CRT oversteps its powers

CRT has lost a case in the Court of Appeal over riparian rights to moor on the tidal Brent River. It has been widely reported and I will not try to interpret it here. Suffice to say that the judgement includes some pithy comments that are worth reading. Two things for me to say: one is that interpreting the law is not an exact science and requires checks and bal­ances. It is very dangerous when one party claims sole rights on the law, rules by it and rejects any other view.

The courts are a great leveller and they have done some levelling here. The shame on CRT is that it has taken a boater acting for himself to do this. Secondly, I understand that there are significant costs for CRT as a result of this—and that goes back to the first part; the law is expensive as well as dangerous.

SE moorings consultation

The SE moorings consultation is closed and early indications are that CRT will press on. There is much de­tail to go through and we have put it into our response.
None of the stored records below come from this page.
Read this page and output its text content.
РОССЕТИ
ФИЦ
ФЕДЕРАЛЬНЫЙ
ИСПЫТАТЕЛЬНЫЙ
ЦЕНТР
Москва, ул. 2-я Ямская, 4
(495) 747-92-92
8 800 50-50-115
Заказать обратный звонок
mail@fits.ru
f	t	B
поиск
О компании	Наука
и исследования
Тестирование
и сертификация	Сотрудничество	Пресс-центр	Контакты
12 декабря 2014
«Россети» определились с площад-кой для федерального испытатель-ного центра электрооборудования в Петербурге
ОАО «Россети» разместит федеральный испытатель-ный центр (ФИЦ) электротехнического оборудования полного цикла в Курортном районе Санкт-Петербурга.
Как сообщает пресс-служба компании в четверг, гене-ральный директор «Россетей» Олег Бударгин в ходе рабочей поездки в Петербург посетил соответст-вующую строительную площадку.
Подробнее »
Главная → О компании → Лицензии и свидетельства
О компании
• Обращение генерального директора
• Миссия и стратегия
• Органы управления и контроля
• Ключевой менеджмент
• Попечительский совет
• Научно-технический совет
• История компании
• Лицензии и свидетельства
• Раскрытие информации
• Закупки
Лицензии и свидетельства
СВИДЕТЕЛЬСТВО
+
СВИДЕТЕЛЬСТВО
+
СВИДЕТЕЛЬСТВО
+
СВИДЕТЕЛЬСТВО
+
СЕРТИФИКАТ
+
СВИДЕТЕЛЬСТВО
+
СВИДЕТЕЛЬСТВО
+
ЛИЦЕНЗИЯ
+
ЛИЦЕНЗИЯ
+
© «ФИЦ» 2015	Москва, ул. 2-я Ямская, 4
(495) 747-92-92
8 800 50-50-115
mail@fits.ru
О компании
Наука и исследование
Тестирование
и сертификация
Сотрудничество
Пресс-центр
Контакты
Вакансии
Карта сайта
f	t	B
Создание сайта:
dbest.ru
What really does worry me is that CRT proposes to use 1962 Transport Act power ‘as they think fit’ to im­pose blanket non-return rules on visitor moorings in the area. The ‘62 Act is the enabling act to set up BW (and British Rail) and clearly nei­ther BW nor Parliament expected to leave it to BW to just get on with set­ting powers forever. BW asked for, and were given, specific powers as private bills, most notably the 1983 and 1995 Acts, which are the Acts that get used for enforcement.

I don’t think that Parliament ex­pected in 1983 and 1995 that BW/ CRT could later take it upon itself to amend these later Acts as ‘it think fit’.

Returning to ‘no return’

In the build up to the 1995 Act, BW asked for ‘no return’ powers and these were not allowed. The more general ‘bona fide navigation’ pow­ers were given because they offer protections for boaters.

Here we are 18 years on and there have been only four court cases that have been relevant to these 1995 Act powers. CRT has already shown its readiness to cite the ‘62 powers in trivial circumstances. I reported their response to our comments on the latest licence terms and condi­tions in the January issue. Yes, the ‘62 powers exist, but their use in dis­criminatory situations, without any supporting justification, is not right and not the actions of the guardian of the canals.

It may look good behind a desk, but I suspect it will also not be ef­fective on the towpath. Such things need wide support to be effective, or matters will become ‘irksome.’

K & A Partnership still in camera

I am eagerly awaiting the K&A part­nership proposals for the mooring strategies below Devizes. These have been ‘in camera’ for quite some time and they need to be published.